Matt Cross, UK MD at Hotwire says: “The findings from The Leading Edge’s research highlight that brands come under increasing scrutiny from all angles from the public on what they expect from a ‘great’ brand, thanks to the always-on world we’re in. Social media and internet accessibility have driven a new level of responsibility and accountability on brands (and by proxy, their investors) because they can (and more often than not should) be called out on their behaviour and actions at any minute by the public at large.” He continues, “Whether you agree or not with the rights or validity of “social-mob-think”, the impact that this has on the choice of coffee we drink, the way we vote, the cars we drive and the provenance of our organic root vegetables is huge.”
The report also includes frameworks to help marketers self-evaluate where their brand(s) might sit on the journey to becoming great and how to identify the traits to hone within their teams to foster a mindset for ‘the constant pursuit of greatness’.
Some interesting facts revealed by the research:
• Great brands are more commonly found in the Food & Beverage, Tech and Sport sectors,
• The top ten brands most commonly mentioned as great were: Nike, Apple, Heinz, Coca Cola, Samsung, Adidas, Cadbury, Amazon, M&S and Sony.
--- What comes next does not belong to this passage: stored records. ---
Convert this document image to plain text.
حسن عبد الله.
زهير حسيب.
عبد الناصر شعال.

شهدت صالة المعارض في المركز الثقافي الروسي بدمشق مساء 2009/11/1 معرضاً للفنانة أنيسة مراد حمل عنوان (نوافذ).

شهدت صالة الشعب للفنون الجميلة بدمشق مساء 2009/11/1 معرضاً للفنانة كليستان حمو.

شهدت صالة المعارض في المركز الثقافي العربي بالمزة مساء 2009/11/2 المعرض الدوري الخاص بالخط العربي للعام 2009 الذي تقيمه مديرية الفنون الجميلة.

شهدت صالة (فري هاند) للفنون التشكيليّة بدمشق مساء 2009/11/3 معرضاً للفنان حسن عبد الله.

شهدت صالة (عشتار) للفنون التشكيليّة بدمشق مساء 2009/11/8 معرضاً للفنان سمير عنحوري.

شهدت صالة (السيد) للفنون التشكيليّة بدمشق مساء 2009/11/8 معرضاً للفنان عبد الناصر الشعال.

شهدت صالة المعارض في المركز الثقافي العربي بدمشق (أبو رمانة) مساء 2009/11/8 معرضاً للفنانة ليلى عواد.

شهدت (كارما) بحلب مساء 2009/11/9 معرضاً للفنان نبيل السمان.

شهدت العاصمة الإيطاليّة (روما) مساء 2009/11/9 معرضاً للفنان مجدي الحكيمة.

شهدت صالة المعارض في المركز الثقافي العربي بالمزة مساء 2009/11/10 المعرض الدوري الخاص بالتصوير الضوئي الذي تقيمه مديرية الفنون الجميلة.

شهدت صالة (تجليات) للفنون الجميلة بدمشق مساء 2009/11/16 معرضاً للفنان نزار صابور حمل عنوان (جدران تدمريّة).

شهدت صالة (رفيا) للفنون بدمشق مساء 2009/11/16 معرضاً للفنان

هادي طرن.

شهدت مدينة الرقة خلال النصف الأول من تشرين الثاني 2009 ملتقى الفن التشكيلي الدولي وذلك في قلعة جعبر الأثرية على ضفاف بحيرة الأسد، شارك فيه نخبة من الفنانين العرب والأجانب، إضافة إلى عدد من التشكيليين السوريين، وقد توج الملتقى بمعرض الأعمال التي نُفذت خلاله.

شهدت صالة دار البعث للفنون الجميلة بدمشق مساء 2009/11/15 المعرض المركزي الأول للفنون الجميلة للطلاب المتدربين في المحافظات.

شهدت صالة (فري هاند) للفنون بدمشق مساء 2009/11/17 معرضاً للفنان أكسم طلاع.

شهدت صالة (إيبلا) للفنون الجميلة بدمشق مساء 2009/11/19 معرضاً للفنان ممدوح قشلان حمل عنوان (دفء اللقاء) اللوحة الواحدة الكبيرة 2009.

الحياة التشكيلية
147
• Millennials are considerably more involved with brands than other generations, with 58% of them saying they are deeply involved, compared to just 43% of Generation X, and only a third of Baby Boomers.
To download a copy of the report, visit https://www.hotwireglobal.com/blog/brand-will-never-achieve-greatness.
Methodology
The Leading Edge conducted a nationally representative online survey of ca.1200 respondents for whom brands play a role in their lives (600 UK and 600 in Australia), analysing over 3,600 brand mentions. The Leading Edge surveyed approximately 50% male and 50% female consumers, with 25% of consumers being from each generation group (Young millennials (18-29), Older millennials (30-39), Generation X (40-55) and Baby Boomers (55+)).